= Ruh khitch =

Punjabi photography term

Ruh khitch, translated from Punjabi as 'Spirit Pulling', refers to the way the photographer puts his hand inside the purpose built camera containing a mobile darkroom and pulls out the photograph.

Traditional ruh khitch is a way in which black-and-white photographs can be taken, printed and sold to a client without a studio or darkroom. It was practised throughout the twentieth century, mostly in South Asia by photographers who worked on the pavement near government offices (where passport size portraits were needed), and at tourist attractions like the Bhatti Gate of the walled city of Lahore. It was also practiced in Havana, Cuba, especially on the steps of the capitol building; see Laura Gooch "Instant Street Photos, Havana Style," Popular Photography, March 2000.

==Technical details==
The camera is just large enough to contain a focusing screen and two trays of photographic chemicals; developer and fixer.
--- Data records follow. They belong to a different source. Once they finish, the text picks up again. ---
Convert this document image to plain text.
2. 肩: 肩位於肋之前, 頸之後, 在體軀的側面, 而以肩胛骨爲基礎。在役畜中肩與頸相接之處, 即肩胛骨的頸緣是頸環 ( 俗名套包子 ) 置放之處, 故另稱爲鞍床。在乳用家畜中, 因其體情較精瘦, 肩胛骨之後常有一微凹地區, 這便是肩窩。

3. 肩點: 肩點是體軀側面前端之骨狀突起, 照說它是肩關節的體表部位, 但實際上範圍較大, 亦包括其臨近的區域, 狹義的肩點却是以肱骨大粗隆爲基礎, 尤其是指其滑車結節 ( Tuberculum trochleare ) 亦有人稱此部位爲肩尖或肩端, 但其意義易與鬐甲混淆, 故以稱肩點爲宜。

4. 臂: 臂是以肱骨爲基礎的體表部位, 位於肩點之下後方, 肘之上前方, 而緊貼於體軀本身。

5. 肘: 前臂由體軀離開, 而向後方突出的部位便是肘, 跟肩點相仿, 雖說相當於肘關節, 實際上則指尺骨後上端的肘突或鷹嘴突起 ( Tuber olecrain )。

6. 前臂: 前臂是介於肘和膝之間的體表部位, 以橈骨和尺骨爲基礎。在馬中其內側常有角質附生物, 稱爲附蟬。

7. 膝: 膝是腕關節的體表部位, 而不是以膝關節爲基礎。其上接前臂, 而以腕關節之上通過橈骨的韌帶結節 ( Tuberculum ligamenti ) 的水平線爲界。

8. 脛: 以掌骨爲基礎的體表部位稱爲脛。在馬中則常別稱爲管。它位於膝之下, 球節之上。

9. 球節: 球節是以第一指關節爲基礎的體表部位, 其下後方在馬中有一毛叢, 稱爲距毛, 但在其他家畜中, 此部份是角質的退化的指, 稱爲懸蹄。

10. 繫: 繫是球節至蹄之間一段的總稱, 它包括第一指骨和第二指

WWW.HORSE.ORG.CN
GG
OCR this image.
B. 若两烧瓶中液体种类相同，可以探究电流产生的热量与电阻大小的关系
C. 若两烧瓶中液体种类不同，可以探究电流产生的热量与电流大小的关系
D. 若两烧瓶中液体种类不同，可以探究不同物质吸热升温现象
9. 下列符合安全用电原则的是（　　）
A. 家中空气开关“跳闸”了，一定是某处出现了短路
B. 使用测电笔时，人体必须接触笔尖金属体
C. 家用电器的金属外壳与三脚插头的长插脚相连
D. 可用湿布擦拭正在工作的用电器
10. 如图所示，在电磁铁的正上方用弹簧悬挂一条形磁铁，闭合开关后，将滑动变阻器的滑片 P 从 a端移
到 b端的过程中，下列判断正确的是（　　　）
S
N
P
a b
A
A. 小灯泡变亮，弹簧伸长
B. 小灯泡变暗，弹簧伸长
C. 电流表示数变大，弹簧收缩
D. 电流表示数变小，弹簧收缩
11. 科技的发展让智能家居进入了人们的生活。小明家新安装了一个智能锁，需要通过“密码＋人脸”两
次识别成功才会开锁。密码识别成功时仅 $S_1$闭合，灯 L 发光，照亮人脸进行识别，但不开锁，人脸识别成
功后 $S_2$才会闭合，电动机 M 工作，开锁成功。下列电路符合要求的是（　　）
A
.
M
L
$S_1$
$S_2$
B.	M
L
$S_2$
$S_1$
This mini darkroom/camera combo allows an image to be shot, on photographic paper, and processed within two minutes. Being able to judge the exposure by examining the negative is an important feature in a camera that has no shutter. The lenses usually came from an old enlarger and the exposure times are typically between 1 and 4 seconds. This means all photographs are taken with the cooperation of the subject who has to remain as still as possible during the exposure. As with many old photographic processes that had long exposure times, a kind of neck brace was employed to aid the subjects to remain still.

==History==
There is very little documentation of the history of ruh khitch and its often prolific exponents. The photographer Malcolm Hutcheson, who has a long history of working in Pakistan, has collected the cameras and any images he finds for over ten years which he used to curate an international exhibition on the subject. He researched and collected the work of three photographers, Gogi Pehlwan (also a famous wrestler) and Amin Naveed of Bhatti Gate, Lahore and Babba Bhutta of Sheikhupura. Their combined work gives an indication of how the majority of Punjabis saw themselves over the last 50 years of the century. All three of these photographers started working in the 1950s until around the turn of the century when digital photography finally brought the technique to an end. Malcolm Hutcheson is also the only modern practitioner of ruh khitch photography using the technique to tackle subjects of the environment and human rights. "I use digital means to make my prints or print negatives that are then printed on hand made photographic paper. I do all stages of the processing myself.The camera with a darkroom inside allows me to abandon using a light meter as I can proof the negatives as soon as they are shot. I sense the exposure and each photograph is based on my judgement of all the elements that make the photograph." In 2008, Malcolm Hutcheson was nominated for the Prix Pictet, the world's premier photographic award in sustainability with a series of ruh khitch photographs taken on the subject of the water and sewage systems of Lahore.